Maeve was up out of the chair in an instant, hugging her mother. “Oh, thank you, Mom.”
“I care for Jack, too.”
Jack Liffey adjusted the hard chair to face the wall of his apartment. He took off his wristwatch and set it in front of him. He rested his palms flat on his knees, closed his eyes, and started to inhale deeply the way a meditation-besotted blind date had insisted on showing him, sucking air into every nook and cranny of his lungs that he could visualize. Then he exhaled until his belly tucked in under his ribs and his throat creaked a little. He carried on this way while repeating in his head one of the mantras she had suggested: I’m strong today, I’m forgiving. Whatever.
After about fifteen minutes, he’d end up good and buzzed for a while. You could call it meditation if you wanted, but he figured what he was really doing was altering his blood chemistry, hyperventilating. It was probably the way mystics and sufis and dervishes had always cranked themselves up to the point where they heard their gods talking to them. He knew it knocked his blood pressure back and left him woozy, so it was as good a substitute as he knew for a stiff shot of single-malt scotch.
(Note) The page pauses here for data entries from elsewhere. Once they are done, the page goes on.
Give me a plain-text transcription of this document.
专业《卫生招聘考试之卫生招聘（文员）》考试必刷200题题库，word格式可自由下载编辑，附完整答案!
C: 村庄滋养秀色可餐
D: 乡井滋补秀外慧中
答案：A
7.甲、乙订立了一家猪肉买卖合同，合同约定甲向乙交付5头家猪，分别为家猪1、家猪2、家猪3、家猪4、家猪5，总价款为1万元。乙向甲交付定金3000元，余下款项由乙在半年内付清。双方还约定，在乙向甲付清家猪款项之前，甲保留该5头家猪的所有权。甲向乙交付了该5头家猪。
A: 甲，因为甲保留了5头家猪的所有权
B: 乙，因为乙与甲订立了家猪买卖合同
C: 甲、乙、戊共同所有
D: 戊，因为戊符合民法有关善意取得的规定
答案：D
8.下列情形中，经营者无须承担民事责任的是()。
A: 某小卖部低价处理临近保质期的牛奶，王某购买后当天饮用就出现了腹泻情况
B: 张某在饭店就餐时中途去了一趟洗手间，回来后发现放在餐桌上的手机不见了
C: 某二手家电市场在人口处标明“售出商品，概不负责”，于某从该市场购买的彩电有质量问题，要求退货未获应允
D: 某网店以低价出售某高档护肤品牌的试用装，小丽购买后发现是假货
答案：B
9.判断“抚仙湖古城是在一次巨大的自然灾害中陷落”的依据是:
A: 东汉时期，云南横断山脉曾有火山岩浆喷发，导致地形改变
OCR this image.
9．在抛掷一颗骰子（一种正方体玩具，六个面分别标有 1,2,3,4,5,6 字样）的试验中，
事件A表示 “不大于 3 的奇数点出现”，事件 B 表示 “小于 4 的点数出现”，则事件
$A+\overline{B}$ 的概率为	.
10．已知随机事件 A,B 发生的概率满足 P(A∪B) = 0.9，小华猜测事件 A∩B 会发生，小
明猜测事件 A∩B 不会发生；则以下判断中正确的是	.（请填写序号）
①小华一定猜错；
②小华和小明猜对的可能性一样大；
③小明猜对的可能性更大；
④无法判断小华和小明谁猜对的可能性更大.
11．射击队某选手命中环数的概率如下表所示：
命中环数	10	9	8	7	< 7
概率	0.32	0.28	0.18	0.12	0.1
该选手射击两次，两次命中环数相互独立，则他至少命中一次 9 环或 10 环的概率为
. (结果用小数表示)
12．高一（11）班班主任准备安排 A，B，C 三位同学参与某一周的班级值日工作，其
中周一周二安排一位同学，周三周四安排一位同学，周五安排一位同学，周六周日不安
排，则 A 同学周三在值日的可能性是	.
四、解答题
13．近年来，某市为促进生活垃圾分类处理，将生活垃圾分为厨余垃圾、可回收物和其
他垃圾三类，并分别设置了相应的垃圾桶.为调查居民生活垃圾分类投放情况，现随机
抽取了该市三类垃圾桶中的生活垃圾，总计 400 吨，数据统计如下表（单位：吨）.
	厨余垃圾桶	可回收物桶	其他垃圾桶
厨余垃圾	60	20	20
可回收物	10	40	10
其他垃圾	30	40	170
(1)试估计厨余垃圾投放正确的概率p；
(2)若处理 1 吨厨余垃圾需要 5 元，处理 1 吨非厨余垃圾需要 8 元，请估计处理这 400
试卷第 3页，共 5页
About two-thirds of the way through his allotted time, Loco stirred and started to pace restlessly, with an odd little purring. It disturbed his concentration. He thought he’d preempted this by giving the dog its obligatory five minutes of affection. Loco was half coyote and did not usually make much in the way of demands on the human world.
The purr became a mewl. Something was up and then the rasp-angry doorbell sounded. Damn, he thought. Meditatus interruptus. Still, he was already getting a bit lightheaded. Loco was leaping at the knob as if trying to work out its mechanics.
And there was Maeve, grinning, carrying her little suitcase, and she launched herself into his arms just as the dog launched itself at her. “I missed you, Daddy.”
“Oh, me, too, sweet stuff.”
She bent down to hug Loco, which gave Jack Liffey a chance to rub his eyes surreptitiously. So much sudden love going around was more than he could handle.